Undaunted, Davis pulled out an 8-iron and nearly holed her 134-yard approach, leaving herself a four-foot birdie try that she converted to win the hole. "That was the thing," Davis said, "when I got up there, just to see that it was playable, I was excited, like I've been given a chance, like I'm going to make the most of it, and it paid off."

"That shot on 16, under the conditions, might have been the best shot I've ever seen," said Baylor coach Jay Goble. "I can't say that I walked up to her and had a warm and fuzzy feelings that she was going to hit it up there four or five feet away. But if anybody can do it, Hayley Davis can do it."

Given such a stunning change in momentum, with Stackhouse now dormie, the Stanford All-American and 2014 U.S. Curtis Cup player could easily have folded. Instead, she responded with inspired shots of her own. On the par-5 17th, she hit the green in two with a 3-hybrid from 209 feet, setting up a birdie to win the hole.

"That shot, as soon as it came off the clubface, I was just like, 'This is money,' and it felt really good," Stackhouse said.

Then on the par-4 18th, she hit her approach to eight feet and made another birdie putt to extend the match, the large crowd now following this everything-on-the-line match abuzz with a "can you believe what we're seeing?!?" astonishment

"I think I kind of had the easier hand because I had to go for it versus protect [a lead]," Stackhouse said. "I've never been more excited about a couple of finishing holes. I was like, we've worked hard for this all year. It's do or die. There are two holes left. You've got to get through to even have an opportunity to win the championship. That's the kind of stuff you dream for as a golfer."
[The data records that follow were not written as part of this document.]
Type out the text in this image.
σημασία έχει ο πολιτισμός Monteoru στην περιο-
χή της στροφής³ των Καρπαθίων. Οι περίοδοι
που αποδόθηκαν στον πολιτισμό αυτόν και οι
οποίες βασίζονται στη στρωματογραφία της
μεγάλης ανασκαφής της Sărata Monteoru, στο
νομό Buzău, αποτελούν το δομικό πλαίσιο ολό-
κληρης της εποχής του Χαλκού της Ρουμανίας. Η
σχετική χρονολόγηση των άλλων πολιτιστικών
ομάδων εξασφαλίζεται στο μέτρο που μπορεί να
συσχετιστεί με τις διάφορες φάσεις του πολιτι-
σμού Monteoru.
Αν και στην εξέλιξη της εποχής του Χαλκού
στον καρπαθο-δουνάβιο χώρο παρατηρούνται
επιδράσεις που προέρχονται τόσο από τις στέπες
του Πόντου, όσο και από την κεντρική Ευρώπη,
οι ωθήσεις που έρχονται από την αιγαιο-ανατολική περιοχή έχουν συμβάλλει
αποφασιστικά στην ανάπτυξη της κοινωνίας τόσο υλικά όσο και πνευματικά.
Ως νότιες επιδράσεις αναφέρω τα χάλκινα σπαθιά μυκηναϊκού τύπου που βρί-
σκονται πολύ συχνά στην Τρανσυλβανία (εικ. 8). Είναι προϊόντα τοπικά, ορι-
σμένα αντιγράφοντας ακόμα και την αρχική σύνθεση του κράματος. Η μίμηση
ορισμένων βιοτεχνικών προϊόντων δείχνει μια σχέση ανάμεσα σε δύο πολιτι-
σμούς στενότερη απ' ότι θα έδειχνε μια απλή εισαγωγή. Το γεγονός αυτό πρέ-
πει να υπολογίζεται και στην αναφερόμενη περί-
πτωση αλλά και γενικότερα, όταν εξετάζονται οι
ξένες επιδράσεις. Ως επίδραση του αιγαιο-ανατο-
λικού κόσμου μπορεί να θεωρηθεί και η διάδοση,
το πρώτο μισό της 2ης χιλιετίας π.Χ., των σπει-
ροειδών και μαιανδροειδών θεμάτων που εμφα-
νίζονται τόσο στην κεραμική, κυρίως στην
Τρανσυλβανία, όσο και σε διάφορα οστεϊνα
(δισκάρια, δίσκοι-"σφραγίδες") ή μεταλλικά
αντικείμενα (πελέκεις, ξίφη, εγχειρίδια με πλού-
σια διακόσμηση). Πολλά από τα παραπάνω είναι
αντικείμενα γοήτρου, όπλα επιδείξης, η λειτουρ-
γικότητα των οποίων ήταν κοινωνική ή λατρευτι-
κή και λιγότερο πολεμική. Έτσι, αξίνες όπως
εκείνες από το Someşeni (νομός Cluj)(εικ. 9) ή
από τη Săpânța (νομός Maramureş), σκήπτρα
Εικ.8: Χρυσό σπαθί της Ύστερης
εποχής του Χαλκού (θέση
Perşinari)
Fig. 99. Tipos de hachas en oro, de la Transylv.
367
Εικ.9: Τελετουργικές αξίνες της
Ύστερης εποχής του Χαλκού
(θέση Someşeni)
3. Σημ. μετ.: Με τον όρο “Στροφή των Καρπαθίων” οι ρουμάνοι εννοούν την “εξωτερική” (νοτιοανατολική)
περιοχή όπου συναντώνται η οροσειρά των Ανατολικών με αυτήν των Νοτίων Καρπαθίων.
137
While Stackhouse played at a higher level as the match wore on, overall the play on Wednesday was a little ragged, a byproduct likely of the seven straight days of practice or competition for the two teams in the finals.

"This is all adrenaline," Stackhouse said. "At this point, it's the last match. You're not going to get tired because it matters too much."

So much will be forgotten in the aftermath of Davis' miss. For instance Stanford sophomore Casey Danielson winning the final two holes of Match No. 1 against Baylor's Laura Lonardi, to make Stackhouse's match matter in the first place. And Cardinal freshman Shannon Aubert winning her third match of the week in Match No. 2, beating Lauren Whyte, 4 and 3.

What will also be forgotten -- or maybe just go unnoticed -- is how Davis reacted in the aftermath of arguably her worst moment in golf. Five minutes after her miss, the tears were still coming down her cheeks. Yet Davis walked back on the green where her opponents were celebrated, and proceeded to give each one a congratulatory hug.

"I don't know, forever," Davis said when asked how long it might take to get over what happened. "It's a five-foot putt. I've made probably thousands of those putts in my life. And that one didn't go in."

Davis paused, still sad, but composed.

"I mean it's tough, but I know I tried."